CUDA device uncorrectable ECC error
I'm using a 5xH100 pod and got uncorrectable ECC error for device 1,2,3. Device 0 and 4 can be used without a problem. It seems the device or the system needs a reboot. Any help on this? I've already submitted a ticket on the website with the pod id.
Python 3.12.5 | packaged by Anaconda, Inc. | (main, Sep 12 2024, 18:27:27) [GCC 11.2.0] on linux
Type "help", "copyright", "credits" or "license" for more information.
import torch torch.cuda.device_count() 5 torch.tensor([1], device='cuda:0') tensor([1], device='cuda:0') torch.tensor([1], device='cuda:1') Traceback (most recent call last): File "<stdin>", line 1, in <module> RuntimeError: CUDA error: uncorrectable ECC error encountered CUDA kernel errors might be asynchronously reported at some other API call, so the stacktrace below might be incorrect. For debugging consider passing CUDA_LAUNCH_BLOCKING=1 Compile with TORCH_USE_CUDA_DSA to enable device-side assertions. torch.tensor([1], device='cuda:2') Traceback (most recent call last): File "<stdin>", line 1, in <module> RuntimeError: CUDA error: uncorrectable ECC error encountered CUDA kernel errors might be asynchronously reported at some other API call, so the stacktrace below might be incorrect. For debugging consider passing CUDA_LAUNCH_BLOCKING=1 Compile with TORCH_USE_CUDA_DSA to enable device-side assertions. torch.tensor([1], device='cuda:3') Traceback (most recent call last): File "<stdin>", line 1, in <module> RuntimeError: CUDA error: uncorrectable ECC error encountered CUDA kernel errors might be asynchronously reported at some other API call, so the stacktrace below might be incorrect. For debugging consider passing CUDA_LAUNCH_BLOCKING=1 Compile with TORCH_USE_CUDA_DSA to enable device-side assertions. torch.tensor([1], device='cuda:4') tensor([1], device='cuda:4')
56 Replies
Hey, can you share your pod id or dm me your account email?
Your container cuda version, and what cuda version is your pod?
Run nvidia-smi and nvcc - - version i think to check
actually same error here occuring on H100 pods. (secure cloud)

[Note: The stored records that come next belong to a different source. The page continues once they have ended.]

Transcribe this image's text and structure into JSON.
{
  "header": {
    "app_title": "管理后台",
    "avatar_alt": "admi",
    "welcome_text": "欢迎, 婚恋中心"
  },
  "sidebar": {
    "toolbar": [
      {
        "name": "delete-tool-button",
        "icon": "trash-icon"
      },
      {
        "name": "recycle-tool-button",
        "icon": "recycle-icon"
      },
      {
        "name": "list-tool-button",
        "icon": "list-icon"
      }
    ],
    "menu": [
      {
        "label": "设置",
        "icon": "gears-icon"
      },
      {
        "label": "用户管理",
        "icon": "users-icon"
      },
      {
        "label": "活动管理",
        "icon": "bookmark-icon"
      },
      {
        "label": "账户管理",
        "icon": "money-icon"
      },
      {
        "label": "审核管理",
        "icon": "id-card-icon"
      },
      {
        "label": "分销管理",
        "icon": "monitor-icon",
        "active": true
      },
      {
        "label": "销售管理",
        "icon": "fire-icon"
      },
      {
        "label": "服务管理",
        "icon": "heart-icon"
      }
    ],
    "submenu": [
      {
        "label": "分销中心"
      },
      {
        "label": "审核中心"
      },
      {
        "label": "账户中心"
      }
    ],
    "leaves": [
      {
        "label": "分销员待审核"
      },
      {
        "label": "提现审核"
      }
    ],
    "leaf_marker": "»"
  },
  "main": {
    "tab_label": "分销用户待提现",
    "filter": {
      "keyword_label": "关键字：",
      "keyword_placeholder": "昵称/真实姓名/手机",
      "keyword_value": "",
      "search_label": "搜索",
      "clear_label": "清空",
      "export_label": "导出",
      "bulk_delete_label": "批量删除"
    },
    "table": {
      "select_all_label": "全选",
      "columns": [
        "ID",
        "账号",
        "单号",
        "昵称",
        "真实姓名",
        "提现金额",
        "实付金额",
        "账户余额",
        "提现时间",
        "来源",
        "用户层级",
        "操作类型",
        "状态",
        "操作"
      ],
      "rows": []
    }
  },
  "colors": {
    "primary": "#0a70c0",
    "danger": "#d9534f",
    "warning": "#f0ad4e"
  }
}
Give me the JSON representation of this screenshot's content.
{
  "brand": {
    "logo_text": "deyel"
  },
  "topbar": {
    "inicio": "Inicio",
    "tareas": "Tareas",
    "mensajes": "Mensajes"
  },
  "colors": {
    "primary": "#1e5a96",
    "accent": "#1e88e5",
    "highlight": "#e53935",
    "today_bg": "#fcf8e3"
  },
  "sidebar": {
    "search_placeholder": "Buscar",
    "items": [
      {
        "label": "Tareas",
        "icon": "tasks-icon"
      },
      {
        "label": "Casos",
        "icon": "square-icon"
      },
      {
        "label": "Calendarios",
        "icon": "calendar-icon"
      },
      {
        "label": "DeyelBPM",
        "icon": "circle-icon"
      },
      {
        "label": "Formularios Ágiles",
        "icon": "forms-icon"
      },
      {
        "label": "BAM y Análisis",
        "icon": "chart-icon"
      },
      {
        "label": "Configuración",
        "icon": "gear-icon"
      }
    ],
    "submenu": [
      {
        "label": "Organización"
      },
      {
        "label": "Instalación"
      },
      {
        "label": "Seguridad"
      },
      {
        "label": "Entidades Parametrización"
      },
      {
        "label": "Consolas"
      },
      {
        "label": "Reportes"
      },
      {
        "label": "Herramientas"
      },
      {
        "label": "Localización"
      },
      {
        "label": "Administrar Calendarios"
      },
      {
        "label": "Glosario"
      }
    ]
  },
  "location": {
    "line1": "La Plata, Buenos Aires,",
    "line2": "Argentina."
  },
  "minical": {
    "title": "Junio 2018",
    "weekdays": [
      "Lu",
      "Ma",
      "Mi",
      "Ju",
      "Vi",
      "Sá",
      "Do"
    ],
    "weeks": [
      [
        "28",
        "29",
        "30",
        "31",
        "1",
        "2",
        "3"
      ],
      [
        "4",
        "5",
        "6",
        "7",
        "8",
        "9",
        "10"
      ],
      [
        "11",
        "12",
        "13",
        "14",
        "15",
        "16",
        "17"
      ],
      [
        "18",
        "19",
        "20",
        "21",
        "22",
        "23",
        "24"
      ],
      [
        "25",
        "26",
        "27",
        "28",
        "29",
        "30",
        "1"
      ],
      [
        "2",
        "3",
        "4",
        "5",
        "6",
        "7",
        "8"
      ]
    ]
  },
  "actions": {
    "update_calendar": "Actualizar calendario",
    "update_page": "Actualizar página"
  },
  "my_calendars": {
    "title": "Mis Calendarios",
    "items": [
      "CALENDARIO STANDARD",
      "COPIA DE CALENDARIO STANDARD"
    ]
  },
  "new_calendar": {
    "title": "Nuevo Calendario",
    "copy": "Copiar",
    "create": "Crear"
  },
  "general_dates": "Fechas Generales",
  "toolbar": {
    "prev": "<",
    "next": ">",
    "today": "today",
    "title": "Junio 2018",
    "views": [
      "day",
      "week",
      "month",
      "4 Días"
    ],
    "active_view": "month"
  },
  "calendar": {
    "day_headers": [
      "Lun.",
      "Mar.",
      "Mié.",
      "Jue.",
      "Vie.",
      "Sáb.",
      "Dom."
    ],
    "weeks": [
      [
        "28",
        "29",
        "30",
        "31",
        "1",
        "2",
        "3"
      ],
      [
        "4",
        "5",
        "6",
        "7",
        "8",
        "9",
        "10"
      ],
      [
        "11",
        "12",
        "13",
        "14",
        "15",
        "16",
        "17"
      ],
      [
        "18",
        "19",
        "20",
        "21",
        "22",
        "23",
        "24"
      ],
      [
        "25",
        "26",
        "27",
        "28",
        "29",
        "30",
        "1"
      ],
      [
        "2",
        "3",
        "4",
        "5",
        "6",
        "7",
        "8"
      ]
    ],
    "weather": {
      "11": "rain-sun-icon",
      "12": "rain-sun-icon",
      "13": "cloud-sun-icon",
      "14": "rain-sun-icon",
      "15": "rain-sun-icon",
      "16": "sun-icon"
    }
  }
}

@Dj pod id is hs6vtqnu343wwj
@bghira just wondering
Cu124
it's H100s. it's not going to be 11.8. 🙂
All 12.4?
Try 12.8
it's not the problem..
also, 12.8 will need an entirely different version of pytorch. that isn't something someone can do in production
Oh I see what's the problem?
see the original post in this thread ðŸ«
support looking at the ticket with the pod ID. i'll update here if they give any more insight into the reason
at my org we have something like 200-300 H100s and i've seen CUDA permissions error or NVML init error, but never this kinda ongoing ECC error, it's new to me, so i'm curious too
I'm also taking a look, we had a small outage yesterday which maybe related but I'm working on going through the relevant logs (similiar to what support would be doing)
been there. i understand
thanks for taking a look
can confirm im dying waiting for cuda kernels to compile
Are you on the same org or just also seeing the same error?
different case
my experience with H100s were fine (cuz i dont use them a lot)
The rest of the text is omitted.